前回までの記事で、バッテリー交換とフロントブレーキパッド交換が完了したマグナ50。今回はいよいよ連載最終章、キャブレターのオーバーホールです。

長期間放置していた車両にありがちな「エンジンがかからない」「かかりが悪い」「アイドリングが安定しない」といった症状。今回はその原因を探りながら、実際の作業を紹介していきます。

放置車両のキャブレターに起きやすいトラブル

ガソリンを入れたまま長期間放置すると、キャブレター内部では次のようなトラブルが起こりがちです。

  • ガソリンの劣化による内部のベタつき・固着
  • ジェット類の詰まり
  • フロート室内のサビ・スラッジ堆積
  • パッキン・Oリングの劣化による漏れ

今回のマグナ50も、まさにこれらの症状が疑われる状態でした。

作業手順①:キャブレターの取り外し

まずは車体からキャブレターを取り外します。
取り外す前に接続箇所を写真に残しておくと、組み付け時に迷わずスムーズです。

左側のカバーを外すと、キャブレターにアクセスできます。

作業手順②:分解してフロート室をチェック

キャブレター本体を分解し、フロート室を開けてみると…案の定、内部にはガソリンの劣化によるスラッジが溜まっていました。

キャブクリーナーで綺麗にしていきます。
ガスケットのゴムは、劣化して、カチカチです。いや、ぱりぱりです。

作業手順③:ジェット類の清掃

メインジェット、スロージェットを取り外し、目視で詰まりを確認。細い穴にススや異物が詰まっていると、燃調が乱れてアイドリング不調や始動不良の原因になります。

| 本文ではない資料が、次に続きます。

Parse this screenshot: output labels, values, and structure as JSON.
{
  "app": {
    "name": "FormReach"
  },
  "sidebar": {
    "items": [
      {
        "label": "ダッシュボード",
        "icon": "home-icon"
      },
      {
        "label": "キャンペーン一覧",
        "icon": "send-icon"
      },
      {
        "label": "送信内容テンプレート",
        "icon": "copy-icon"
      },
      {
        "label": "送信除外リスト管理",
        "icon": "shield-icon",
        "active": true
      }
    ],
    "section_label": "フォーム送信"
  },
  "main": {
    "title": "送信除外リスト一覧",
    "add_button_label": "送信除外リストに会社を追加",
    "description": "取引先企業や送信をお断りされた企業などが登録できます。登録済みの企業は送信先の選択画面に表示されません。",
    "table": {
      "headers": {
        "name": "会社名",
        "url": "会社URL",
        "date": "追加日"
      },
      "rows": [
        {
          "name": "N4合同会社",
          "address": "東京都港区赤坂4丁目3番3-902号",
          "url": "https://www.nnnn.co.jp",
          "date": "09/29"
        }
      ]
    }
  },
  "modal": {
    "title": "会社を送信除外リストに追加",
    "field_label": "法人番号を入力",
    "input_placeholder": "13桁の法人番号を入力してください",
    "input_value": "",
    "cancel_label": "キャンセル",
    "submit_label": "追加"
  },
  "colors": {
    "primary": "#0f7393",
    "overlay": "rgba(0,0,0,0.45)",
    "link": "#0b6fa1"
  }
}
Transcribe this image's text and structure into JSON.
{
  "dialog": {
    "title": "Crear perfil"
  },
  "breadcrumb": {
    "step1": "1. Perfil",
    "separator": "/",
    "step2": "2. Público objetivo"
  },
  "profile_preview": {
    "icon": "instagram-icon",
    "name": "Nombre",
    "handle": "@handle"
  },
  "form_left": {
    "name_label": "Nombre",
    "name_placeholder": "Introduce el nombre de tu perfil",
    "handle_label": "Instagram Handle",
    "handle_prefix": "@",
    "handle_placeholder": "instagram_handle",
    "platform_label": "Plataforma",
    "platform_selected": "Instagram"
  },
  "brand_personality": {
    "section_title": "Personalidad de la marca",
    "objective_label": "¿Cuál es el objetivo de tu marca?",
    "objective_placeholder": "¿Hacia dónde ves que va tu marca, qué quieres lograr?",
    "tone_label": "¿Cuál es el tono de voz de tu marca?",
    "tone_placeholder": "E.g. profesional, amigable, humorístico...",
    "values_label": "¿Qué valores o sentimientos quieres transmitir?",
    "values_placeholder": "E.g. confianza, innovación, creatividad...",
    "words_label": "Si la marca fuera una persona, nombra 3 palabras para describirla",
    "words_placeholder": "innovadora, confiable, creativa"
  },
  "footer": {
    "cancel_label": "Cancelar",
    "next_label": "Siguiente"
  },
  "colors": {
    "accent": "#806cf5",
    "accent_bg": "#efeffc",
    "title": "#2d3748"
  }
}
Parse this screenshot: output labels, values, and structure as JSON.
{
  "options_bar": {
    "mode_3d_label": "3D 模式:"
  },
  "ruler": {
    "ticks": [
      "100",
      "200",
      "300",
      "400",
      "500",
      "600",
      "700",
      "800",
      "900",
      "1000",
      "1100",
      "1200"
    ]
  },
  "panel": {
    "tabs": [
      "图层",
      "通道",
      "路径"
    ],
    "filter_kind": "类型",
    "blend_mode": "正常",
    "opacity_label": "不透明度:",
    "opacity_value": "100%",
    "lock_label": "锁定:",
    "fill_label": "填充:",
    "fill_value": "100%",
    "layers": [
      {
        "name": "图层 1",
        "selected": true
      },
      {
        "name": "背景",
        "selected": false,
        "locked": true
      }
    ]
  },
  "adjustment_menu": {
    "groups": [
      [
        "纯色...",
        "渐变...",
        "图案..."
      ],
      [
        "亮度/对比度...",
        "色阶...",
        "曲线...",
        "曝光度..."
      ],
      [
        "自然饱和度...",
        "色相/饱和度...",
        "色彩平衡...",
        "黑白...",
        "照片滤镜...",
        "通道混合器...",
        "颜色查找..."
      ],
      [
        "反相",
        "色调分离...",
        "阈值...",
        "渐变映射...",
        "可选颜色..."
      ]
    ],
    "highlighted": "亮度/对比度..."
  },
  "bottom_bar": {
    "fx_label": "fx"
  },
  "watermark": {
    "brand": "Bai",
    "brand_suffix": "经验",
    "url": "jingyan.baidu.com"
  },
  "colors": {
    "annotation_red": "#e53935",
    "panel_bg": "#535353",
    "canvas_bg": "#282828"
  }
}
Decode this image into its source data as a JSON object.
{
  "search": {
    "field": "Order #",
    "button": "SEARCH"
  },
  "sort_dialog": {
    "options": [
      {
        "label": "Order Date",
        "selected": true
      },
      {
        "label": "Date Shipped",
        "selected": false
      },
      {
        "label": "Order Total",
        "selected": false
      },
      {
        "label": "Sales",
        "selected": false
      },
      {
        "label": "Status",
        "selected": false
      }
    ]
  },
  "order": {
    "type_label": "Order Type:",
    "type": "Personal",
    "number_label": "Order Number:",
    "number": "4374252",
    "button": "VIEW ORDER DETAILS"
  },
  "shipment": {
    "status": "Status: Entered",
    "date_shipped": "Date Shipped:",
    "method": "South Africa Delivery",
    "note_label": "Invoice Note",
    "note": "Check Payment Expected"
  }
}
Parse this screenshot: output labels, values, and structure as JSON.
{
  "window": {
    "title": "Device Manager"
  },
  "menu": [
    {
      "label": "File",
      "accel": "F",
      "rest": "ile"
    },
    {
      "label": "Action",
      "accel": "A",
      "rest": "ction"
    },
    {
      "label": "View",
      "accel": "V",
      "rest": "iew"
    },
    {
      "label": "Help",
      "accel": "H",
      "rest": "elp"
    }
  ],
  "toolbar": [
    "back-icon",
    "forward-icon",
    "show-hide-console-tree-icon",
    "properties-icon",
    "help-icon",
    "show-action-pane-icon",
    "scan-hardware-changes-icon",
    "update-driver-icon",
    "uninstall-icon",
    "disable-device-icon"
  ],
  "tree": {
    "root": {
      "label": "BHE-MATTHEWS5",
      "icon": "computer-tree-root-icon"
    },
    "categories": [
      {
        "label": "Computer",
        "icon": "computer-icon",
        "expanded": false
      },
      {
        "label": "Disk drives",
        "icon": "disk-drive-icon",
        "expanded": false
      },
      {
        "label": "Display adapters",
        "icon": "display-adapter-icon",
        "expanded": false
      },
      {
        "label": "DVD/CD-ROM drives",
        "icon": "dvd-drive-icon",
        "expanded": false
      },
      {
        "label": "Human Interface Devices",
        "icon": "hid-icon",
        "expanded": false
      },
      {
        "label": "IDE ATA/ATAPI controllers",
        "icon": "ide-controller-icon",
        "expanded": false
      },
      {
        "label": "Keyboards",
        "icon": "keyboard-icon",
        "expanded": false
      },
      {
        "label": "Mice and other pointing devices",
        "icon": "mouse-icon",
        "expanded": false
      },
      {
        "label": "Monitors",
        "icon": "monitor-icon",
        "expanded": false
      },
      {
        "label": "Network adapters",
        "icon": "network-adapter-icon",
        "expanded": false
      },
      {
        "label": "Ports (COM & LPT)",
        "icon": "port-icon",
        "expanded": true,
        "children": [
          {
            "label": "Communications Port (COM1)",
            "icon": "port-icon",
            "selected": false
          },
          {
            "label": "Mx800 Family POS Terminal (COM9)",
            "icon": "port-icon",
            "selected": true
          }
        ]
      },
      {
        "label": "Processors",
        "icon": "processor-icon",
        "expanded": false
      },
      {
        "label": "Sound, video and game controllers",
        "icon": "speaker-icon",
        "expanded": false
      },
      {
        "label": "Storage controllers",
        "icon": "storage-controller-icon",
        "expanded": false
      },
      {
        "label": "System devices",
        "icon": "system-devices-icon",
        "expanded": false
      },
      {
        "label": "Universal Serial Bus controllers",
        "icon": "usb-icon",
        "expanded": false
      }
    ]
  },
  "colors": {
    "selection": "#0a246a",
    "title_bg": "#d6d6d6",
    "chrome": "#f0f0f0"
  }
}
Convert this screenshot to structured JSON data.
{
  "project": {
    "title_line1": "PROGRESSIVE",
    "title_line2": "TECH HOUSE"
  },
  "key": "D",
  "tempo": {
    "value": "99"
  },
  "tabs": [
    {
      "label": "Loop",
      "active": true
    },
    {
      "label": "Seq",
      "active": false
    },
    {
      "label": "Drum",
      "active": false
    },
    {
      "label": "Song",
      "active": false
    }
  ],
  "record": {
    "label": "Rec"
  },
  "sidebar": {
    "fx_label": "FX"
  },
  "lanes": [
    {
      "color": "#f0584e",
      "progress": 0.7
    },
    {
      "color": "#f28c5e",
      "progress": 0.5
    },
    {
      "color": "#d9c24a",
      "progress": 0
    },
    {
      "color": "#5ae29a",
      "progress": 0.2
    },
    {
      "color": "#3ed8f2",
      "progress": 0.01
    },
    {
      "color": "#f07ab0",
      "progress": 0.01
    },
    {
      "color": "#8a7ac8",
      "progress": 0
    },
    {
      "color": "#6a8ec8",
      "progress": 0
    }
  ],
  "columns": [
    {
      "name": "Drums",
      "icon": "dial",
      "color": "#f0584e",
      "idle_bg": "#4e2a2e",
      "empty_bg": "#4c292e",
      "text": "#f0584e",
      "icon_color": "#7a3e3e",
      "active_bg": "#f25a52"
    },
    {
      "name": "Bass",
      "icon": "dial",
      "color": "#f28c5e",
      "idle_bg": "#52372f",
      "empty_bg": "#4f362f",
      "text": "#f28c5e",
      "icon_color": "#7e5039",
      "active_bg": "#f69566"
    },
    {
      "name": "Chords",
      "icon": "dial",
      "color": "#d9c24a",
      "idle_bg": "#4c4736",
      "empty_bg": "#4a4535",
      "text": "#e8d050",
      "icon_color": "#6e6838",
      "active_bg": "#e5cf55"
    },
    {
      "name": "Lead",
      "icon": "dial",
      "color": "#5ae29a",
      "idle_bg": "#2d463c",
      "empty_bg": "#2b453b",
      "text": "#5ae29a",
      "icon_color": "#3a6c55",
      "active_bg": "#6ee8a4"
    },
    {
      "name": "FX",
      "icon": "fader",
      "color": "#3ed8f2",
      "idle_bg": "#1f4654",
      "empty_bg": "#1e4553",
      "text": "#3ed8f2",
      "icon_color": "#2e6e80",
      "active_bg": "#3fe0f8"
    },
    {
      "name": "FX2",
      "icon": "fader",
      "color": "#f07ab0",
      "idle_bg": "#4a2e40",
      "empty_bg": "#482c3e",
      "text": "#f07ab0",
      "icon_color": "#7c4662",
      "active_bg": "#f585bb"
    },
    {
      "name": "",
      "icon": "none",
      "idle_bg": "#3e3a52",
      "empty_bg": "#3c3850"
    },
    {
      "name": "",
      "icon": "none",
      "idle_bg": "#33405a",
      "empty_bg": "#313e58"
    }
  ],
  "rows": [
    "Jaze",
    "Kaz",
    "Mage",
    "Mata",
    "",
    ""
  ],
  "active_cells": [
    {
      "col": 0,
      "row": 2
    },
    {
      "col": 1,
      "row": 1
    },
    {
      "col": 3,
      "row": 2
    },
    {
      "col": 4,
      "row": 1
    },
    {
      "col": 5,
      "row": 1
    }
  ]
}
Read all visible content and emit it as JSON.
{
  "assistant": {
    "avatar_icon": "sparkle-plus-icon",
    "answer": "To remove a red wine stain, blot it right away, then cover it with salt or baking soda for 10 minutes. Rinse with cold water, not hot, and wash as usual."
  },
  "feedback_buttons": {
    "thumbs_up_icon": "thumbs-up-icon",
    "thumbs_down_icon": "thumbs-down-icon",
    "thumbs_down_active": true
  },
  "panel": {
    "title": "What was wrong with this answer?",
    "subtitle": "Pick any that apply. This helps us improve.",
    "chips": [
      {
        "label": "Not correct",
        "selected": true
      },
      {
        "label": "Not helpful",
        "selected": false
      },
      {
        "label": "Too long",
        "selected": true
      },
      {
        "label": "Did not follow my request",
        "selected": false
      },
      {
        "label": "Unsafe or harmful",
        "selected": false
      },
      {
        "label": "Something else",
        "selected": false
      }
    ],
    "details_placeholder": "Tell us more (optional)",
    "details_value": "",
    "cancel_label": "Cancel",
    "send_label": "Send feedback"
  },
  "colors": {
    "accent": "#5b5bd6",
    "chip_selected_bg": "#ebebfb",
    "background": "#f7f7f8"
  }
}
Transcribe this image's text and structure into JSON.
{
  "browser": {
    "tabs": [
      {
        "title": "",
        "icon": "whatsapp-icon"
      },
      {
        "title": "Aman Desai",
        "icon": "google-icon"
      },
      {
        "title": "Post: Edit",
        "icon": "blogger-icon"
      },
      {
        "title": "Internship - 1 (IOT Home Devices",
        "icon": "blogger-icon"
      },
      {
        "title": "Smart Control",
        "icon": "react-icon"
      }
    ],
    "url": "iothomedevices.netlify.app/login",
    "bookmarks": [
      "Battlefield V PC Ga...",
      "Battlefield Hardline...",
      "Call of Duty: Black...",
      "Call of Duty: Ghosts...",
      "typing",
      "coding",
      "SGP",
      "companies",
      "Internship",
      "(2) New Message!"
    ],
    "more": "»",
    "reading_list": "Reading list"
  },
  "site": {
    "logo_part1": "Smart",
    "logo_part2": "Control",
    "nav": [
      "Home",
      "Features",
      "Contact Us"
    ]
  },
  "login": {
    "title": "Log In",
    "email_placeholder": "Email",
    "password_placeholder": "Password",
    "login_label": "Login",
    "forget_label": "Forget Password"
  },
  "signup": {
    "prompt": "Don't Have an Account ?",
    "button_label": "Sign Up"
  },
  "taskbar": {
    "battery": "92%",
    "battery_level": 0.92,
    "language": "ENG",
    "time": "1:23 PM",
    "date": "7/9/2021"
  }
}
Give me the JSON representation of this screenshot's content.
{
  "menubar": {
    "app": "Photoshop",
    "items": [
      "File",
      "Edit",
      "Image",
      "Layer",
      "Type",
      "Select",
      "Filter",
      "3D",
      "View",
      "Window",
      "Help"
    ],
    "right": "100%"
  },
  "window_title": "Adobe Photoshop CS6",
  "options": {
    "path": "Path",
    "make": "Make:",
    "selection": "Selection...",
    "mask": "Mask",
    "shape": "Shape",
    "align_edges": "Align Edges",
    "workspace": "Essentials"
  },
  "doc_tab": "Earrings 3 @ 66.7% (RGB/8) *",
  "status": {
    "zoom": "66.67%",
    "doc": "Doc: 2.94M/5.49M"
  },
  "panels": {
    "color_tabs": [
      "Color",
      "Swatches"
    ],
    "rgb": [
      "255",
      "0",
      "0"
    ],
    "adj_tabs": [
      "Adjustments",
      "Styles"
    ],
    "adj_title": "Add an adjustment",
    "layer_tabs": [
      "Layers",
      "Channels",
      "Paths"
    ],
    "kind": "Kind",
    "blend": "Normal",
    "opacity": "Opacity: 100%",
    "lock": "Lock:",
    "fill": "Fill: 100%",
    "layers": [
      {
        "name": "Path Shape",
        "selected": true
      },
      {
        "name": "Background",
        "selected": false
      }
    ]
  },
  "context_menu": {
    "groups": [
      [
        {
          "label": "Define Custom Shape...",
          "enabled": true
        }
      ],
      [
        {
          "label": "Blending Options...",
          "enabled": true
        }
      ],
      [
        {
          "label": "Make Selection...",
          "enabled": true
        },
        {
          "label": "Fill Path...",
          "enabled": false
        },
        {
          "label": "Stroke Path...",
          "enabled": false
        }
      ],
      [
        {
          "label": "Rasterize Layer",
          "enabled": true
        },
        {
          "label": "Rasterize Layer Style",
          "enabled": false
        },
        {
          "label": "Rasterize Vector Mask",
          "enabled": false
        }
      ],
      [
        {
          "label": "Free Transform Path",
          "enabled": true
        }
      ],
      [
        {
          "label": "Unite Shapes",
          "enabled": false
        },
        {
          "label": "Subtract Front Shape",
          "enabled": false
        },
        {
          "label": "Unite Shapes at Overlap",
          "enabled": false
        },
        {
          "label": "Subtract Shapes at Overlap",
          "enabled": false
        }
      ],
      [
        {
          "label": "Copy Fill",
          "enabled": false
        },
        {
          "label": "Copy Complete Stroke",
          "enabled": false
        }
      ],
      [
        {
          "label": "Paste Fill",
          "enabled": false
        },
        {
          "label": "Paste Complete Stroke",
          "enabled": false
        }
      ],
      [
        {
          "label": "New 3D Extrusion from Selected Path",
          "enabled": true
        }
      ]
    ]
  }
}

パーツクリーナーとエアーで一つひとつ丁寧に清掃していきます。
ここで妥協すると、もう一度開けることになりますので、一つずつ丁寧にです!!

作業手順④:パッキン・Oリング類の交換

分解のタイミングで、ぱりぱりになっていたガスケット類も新品に交換しました。ここをケチると、せっかく清掃してもガソリン漏れや二次エア吸いの原因になってしまいます。

今回使用したのはこちらのオーバーホールキットです。


作業手順⑤:組み付けと車体への取り付け

清掃・部品交換が終わったら、分解と逆の手順で組み付けていきます。

  1. フロート・ジェット類を規定の順番で組み込む
  2. フロート室を取り付け、パッキンの向きを確認
  3. 車体にキャブレターを取り付け
  4. 燃料コックを開けてガソリン漏れがないか確認

実際にエンジンをかけてみた結果

すべての作業を終えて、いよいよ始動チェック。セルを回すと、以前よりも明らかに軽やかな始動音とともにエンジンがかかりました。

アイドリングも安定し、不動車だったとは思えないほどの仕上がりです。

まとめ:不動車レストア、完結です

バッテリー交換 → フロントブレーキパッド交換 → キャブレターオーバーホールと、3回にわたってお届けしてきたマグナ50の不動車レストアも、今回でひと区切りとなりました。

不動車の原因は一つとは限らず、電気系統・ブレーキ・燃料系と、順番にチェックしていくことが復活への近道です。同じように「動かなくなった原付をなんとかしたい」という方の参考になれば嬉しいです。